“Nothing visible in the way of a handle, you see?” he pointed out. “The panelling’s quite smooth.”

He dropped the tapestry into place again and came back to the table.

“Now this leather disc,” he picked it up as he spoke. “You suggested to us that it might be a child’s toy. That was what eventually put me on the track. It is a child’s toy. I’ve played with one like it when I was a child myself, though I haven’t seen one for years now. Possibly the modern child doesn’t use things of that sort. But in my young days they used to call them ‘suckers.’ Here’s one in its normal state.”

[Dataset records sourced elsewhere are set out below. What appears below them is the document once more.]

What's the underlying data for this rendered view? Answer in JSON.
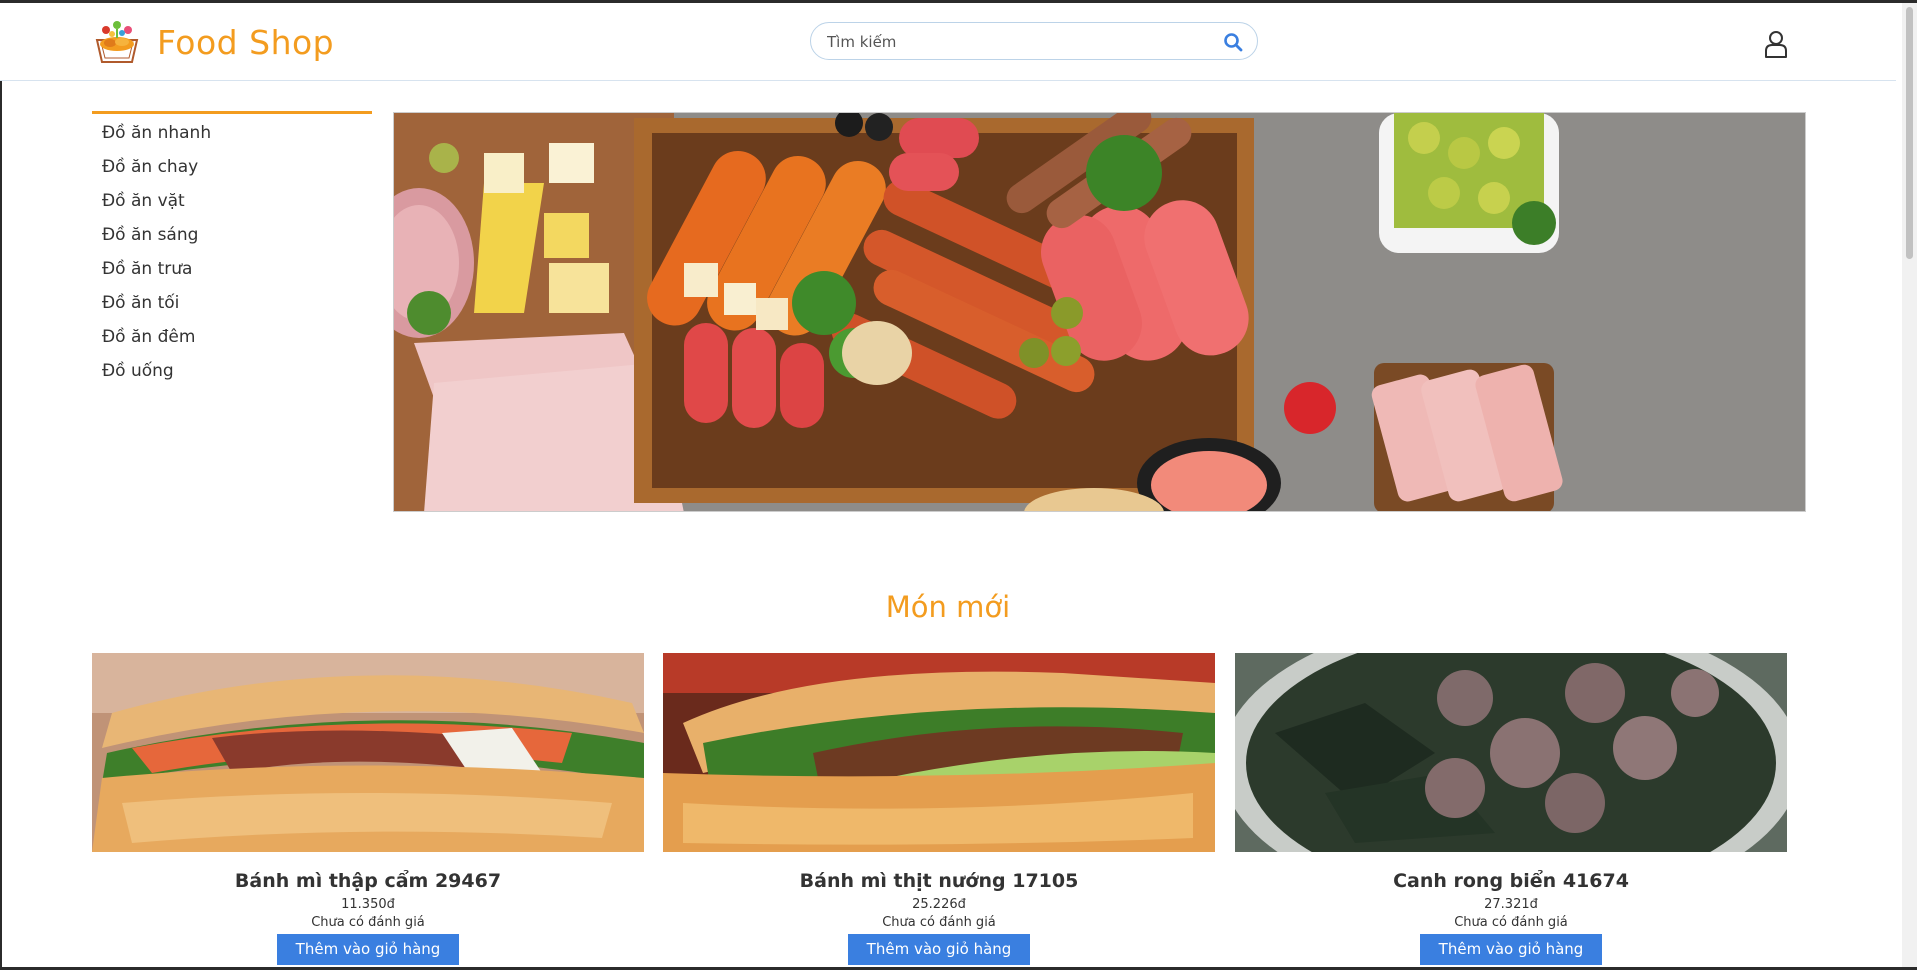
{
  "header": {
    "brand": "Food Shop",
    "search_placeholder": "Tìm kiếm"
  },
  "sidebar": {
    "items": [
      {
        "label": "Đồ ăn nhanh"
      },
      {
        "label": "Đồ ăn chay"
      },
      {
        "label": "Đồ ăn vặt"
      },
      {
        "label": "Đồ ăn sáng"
      },
      {
        "label": "Đồ ăn trưa"
      },
      {
        "label": "Đồ ăn tối"
      },
      {
        "label": "Đồ ăn đêm"
      },
      {
        "label": "Đồ uống"
      }
    ]
  },
  "section": {
    "title": "Món mới"
  },
  "products": [
    {
      "name": "Bánh mì thập cẩm 29467",
      "price": "11.350đ",
      "rating": "Chưa có đánh giá",
      "button": "Thêm vào giỏ hàng"
    },
    {
      "name": "Bánh mì thịt nướng 17105",
      "price": "25.226đ",
      "rating": "Chưa có đánh giá",
      "button": "Thêm vào giỏ hàng"
    },
    {
      "name": "Canh rong biển 41674",
      "price": "27.321đ",
      "rating": "Chưa có đánh giá",
      "button": "Thêm vào giỏ hàng"
    }
  ],
  "colors": {
    "accent": "#f39c1f",
    "button": "#3a7fe0"
  },
  "icons": {
    "logo": "food-basket-icon",
    "search": "search-icon",
    "user": "user-icon"
  }
}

He drew from his pocket a disc of leather with a loop of twine attached, exactly like the Corinthian relic, except that Westenhanger’s leather was soft and moist.

“I’ll show you how it works.”

He dipped it for a moment into the glass of water, then placed it flat on the table with the twine loop on the upper side.

“Now I squeeze it into contact with the table, so as to exclude all air between it and the wooden surface. The water acts as a seal. That’s right. Now I pull vertically upwards on the twine. You see the centre of the disc is pulled up by the twine. That makes a vacuum between the leather and the table; and the pressure of the atmosphere pins the ‘sucker’ to the wood. The harder you pull, the faster it sticks. It’s exactly the way a limpet sticks to a rock; and you know how tight that clings. With a thing of this size, I could lift an ordinary paving stone out of its bed. We used to pull up quite big stones with them when I was a kiddie.”

By levering the ‘sucker’ adroitly he loosened it from the table, just as a limpet is slid off its bed by a side-thrust.

“I think the rest’s obvious. The Corinthian wanted some means of pulling out that particular panel without leaving any mark or attaching a handle. He used this sucker for the purpose. I’ll show you.”

He went over to the arras, lifted it, and attached his leather disc at the point where the needle had been. A slow, steady pull on the twine completed the work, and a large piece of the panel came forward, evidently the end of a drawer fitting back into the wall of the room.